Italy's Political Parties Await Snap Election Results
Giorgia Meloni, leader of the Fratelli d'Italia, in Rome on Monday. The party's flame insignia is inherited from MSI, an Italian fascist party founded after 1945.Antonio Masiello / Getty Images

“We must remember that we are not at the end point, we are at the starting point. It is from tomorrow that we must prove our worth,” Meloni, 45, said in a rally early Monday morning, according to a translation from Reuters.

The Brothers of Italy can trace its roots back to a fascist party founded by supporters of dictator Benito Mussolini, although Meloni has rejected any suggestion that lingering fascist tendencies remain comparing Brothers instead to the U.K.’s traditionally center-right Conservative Party.

Although he is set for a government role, it was a bad night for Salvini’s League Party, which won about 9% of the vote, down from more than 17% in 2018. Berlusconi’s Forza Italia, formerly a governing party, won 8% of the vote.

The center-left Democratic Party received 19% of the vote and conceded defeat.

“Forza Italia and Lega (League) are populist right-wing parties, whereas Brothers of Italy is clearly a far-right party that has not given up on its post-fascist roots,” said Rosa Balfour, director of Carnegie Europe, a think tank in Brussels, speaking to BBC News on Monday.

Image:
Brothers of Italy leader Giorgia Meloni, casts her vote at a polling station in Rome on Sunday. Alessandra Tarantino / AP

“Ultra-conservative values, anti-immigration and nationalism — these are the three keywords that best describe what she stands for,” she said.

Other far-right figures in Europe have noted Meloni's success. Among the first to congratulate Meloni was France's Marine Le Pen, who staged a strong challenge in April's presidential elections.

“The Italian people has decided to take its destiny in hand by electing a patriotic and sovereignist government," she said.

Balázs Orbán, the political director to Hungary's authoritarian Prime Minister Viktor Orbán (they are unrelated), tweeted his congratulations and added pictures of Meloni, Salvini and Berlusconi all shaking hands with the Hungarian prime minister.

Meloni’s politics have been compared to that of Orbán, who according to political opponents and European Union leaders has systematically dismantled his country’s democratic structures.

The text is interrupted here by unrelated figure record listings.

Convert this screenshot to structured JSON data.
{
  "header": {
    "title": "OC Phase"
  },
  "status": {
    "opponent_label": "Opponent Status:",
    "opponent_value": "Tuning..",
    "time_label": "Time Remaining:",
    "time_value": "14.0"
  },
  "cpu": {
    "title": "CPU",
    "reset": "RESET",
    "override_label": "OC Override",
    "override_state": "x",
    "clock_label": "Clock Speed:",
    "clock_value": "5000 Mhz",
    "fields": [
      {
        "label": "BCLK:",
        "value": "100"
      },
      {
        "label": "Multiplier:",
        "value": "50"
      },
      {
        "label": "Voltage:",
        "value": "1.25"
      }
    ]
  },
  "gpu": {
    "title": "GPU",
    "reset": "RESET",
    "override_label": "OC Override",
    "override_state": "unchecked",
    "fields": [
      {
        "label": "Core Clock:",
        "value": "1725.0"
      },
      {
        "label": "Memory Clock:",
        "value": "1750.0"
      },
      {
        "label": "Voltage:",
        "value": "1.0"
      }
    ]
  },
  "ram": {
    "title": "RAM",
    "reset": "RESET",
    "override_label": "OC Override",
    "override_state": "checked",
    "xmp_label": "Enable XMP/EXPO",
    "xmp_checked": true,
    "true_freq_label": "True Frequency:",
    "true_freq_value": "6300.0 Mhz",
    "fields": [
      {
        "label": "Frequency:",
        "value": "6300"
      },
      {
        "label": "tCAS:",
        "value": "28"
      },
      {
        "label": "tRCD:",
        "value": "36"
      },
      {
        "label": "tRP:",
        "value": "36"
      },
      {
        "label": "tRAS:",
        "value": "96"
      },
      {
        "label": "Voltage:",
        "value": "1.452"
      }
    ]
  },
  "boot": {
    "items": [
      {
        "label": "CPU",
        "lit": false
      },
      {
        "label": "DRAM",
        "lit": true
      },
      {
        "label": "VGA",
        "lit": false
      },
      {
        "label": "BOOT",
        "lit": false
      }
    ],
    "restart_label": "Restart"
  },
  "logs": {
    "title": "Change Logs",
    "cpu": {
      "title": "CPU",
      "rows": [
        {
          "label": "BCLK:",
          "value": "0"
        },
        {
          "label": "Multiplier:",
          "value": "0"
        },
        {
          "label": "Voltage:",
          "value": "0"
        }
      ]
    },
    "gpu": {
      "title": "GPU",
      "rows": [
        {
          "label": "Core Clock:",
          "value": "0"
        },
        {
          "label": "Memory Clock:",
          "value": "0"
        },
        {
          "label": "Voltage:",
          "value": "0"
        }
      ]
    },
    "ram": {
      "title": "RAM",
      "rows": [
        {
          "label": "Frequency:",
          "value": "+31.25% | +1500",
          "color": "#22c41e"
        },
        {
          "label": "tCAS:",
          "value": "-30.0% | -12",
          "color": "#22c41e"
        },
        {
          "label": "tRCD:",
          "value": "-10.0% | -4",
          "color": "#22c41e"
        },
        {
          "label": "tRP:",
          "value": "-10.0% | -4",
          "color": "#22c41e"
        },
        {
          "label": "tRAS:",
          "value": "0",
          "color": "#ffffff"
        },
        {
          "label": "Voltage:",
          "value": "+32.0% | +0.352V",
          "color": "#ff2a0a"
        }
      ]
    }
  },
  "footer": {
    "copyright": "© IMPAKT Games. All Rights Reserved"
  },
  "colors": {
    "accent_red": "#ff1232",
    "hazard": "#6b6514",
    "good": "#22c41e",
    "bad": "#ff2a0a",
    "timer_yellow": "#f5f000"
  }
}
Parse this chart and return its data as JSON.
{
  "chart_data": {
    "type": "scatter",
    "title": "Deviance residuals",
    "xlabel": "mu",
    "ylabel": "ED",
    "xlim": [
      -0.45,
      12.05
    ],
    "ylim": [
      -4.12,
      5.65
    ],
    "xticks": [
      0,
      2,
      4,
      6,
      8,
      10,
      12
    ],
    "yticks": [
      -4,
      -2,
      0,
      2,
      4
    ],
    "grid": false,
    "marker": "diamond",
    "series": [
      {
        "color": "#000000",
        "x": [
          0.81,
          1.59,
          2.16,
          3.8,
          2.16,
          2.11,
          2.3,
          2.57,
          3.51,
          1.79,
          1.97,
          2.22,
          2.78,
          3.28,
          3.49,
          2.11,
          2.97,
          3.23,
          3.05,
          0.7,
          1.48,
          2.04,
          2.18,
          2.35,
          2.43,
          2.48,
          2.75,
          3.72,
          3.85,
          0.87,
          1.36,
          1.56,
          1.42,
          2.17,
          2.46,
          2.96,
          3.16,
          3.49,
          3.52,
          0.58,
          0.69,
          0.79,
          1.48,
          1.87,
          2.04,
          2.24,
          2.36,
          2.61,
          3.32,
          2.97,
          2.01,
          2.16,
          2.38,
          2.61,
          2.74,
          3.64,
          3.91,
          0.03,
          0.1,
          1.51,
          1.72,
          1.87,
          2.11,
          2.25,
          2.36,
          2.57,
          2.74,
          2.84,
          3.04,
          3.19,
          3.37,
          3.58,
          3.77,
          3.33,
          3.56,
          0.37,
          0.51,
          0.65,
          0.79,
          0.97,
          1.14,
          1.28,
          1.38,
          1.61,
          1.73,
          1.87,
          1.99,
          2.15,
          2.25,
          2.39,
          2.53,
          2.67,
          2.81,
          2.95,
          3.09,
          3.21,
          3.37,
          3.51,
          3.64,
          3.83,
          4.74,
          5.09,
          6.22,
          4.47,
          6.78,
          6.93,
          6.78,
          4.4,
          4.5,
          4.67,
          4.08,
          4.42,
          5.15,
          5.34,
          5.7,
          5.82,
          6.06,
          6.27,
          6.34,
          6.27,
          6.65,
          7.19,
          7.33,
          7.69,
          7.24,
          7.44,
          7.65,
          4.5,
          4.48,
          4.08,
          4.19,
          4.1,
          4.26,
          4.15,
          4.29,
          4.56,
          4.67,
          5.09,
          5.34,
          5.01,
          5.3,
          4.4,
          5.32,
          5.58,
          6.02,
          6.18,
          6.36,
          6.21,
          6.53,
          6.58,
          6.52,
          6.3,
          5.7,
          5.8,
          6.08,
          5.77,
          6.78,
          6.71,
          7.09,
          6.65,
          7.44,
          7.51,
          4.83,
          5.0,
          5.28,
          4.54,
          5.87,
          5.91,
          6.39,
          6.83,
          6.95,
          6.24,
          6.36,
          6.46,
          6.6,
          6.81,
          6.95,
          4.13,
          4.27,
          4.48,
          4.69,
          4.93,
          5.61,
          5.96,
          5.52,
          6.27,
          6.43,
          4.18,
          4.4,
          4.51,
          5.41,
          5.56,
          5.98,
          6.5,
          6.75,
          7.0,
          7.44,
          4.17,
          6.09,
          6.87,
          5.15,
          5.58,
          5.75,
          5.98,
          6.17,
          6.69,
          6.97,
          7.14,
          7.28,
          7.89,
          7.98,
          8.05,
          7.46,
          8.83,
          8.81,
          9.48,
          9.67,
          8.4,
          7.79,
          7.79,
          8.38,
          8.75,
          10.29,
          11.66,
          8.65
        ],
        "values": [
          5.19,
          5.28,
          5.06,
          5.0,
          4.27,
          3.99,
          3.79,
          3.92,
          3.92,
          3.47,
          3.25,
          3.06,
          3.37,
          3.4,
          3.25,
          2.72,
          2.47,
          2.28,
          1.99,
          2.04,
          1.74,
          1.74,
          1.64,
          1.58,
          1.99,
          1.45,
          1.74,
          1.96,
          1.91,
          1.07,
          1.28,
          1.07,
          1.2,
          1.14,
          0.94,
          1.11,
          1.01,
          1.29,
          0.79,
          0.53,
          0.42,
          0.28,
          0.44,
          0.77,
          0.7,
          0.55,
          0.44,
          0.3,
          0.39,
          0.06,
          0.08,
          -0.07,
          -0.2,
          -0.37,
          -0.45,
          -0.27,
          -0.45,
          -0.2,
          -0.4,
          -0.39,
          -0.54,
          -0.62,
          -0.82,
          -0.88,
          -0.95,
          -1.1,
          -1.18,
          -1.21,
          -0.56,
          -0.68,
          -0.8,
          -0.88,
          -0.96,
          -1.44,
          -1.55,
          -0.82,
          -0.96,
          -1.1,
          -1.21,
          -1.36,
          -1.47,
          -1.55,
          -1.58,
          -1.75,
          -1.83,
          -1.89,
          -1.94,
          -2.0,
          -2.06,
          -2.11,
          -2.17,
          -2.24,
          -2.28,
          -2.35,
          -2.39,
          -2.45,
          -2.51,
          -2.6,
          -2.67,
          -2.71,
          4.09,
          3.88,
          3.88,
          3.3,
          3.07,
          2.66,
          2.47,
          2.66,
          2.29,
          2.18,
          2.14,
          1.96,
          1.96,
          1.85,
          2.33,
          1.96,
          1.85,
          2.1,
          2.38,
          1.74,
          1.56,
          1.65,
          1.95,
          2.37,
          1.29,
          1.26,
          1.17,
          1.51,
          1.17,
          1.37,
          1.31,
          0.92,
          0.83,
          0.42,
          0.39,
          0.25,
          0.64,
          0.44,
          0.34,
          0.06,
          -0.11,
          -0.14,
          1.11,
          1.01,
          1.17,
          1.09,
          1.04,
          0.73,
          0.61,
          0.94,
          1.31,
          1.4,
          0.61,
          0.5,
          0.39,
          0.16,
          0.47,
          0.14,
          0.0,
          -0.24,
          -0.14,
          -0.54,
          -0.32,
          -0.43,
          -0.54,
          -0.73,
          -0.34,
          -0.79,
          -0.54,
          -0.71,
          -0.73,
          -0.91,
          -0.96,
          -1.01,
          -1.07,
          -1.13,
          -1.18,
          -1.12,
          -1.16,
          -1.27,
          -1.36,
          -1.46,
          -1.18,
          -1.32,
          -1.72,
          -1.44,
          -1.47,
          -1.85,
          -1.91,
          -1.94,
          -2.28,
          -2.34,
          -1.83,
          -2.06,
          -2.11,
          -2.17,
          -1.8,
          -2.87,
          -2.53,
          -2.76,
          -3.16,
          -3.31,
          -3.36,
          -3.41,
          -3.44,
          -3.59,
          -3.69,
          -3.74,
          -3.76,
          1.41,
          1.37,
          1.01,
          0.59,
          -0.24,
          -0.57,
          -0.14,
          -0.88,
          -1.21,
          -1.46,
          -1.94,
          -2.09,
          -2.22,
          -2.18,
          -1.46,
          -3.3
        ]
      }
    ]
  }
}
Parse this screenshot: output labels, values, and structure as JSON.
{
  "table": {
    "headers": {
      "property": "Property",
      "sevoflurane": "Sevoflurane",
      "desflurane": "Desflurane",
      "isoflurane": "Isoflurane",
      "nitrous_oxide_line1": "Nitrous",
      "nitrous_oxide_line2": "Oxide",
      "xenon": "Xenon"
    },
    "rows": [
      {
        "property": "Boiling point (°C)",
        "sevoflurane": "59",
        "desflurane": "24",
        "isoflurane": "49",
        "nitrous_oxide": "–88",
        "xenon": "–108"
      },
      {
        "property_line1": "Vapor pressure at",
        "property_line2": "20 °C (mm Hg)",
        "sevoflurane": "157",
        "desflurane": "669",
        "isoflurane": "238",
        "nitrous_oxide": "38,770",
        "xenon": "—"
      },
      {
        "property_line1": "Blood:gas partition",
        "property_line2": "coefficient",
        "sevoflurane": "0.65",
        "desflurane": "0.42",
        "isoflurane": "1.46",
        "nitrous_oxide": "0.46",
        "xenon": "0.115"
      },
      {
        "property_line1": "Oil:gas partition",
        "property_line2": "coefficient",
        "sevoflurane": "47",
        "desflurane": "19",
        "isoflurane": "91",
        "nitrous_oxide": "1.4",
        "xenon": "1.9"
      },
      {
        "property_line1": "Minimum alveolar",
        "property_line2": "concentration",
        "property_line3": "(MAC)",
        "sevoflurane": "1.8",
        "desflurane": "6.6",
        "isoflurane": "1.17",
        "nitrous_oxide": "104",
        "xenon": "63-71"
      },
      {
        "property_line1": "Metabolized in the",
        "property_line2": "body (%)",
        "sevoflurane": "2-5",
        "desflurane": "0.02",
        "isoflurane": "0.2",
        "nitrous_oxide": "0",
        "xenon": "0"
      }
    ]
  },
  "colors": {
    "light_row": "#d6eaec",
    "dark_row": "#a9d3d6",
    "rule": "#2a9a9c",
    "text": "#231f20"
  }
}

The new election has prompted questions over what comes next for the stability of the western coalition to support Ukraine's resistance against Russia's invasion.

While Meloni has pledged to support Ukraine, Berlusconi last week told an Italian TV news network: "Putin was pushed by the Russian people, by his party, by his ministers to come up with this special operation," using the Russian terminology for Putin's military campaign.

Salvini is a longstanding admirer of Russian President Vladimir Putin and has argued for scrapping Western sanctions on Russia.

European Commission President Ursula Von Der Leyen outraged Meloni’s supporters last week by hinting the E.U. could somehow intervene if Italy were to go in a “difficult direction” and deviate from democratic norms.

Speaking at Princeton University, she said: “We’ll see. If things go in a difficult direction — and I’ve spoken about Hungary and Poland — we have the tools.”

The E.U. is in longstanding legal battles with Hungary and Poland over both countries' antidemocratic reforms.


Meloni is likely to officially become prime minister in October, taking over from Mario Draghi, the central banker who whose government collapsed in July leading to Sunday’s snap election.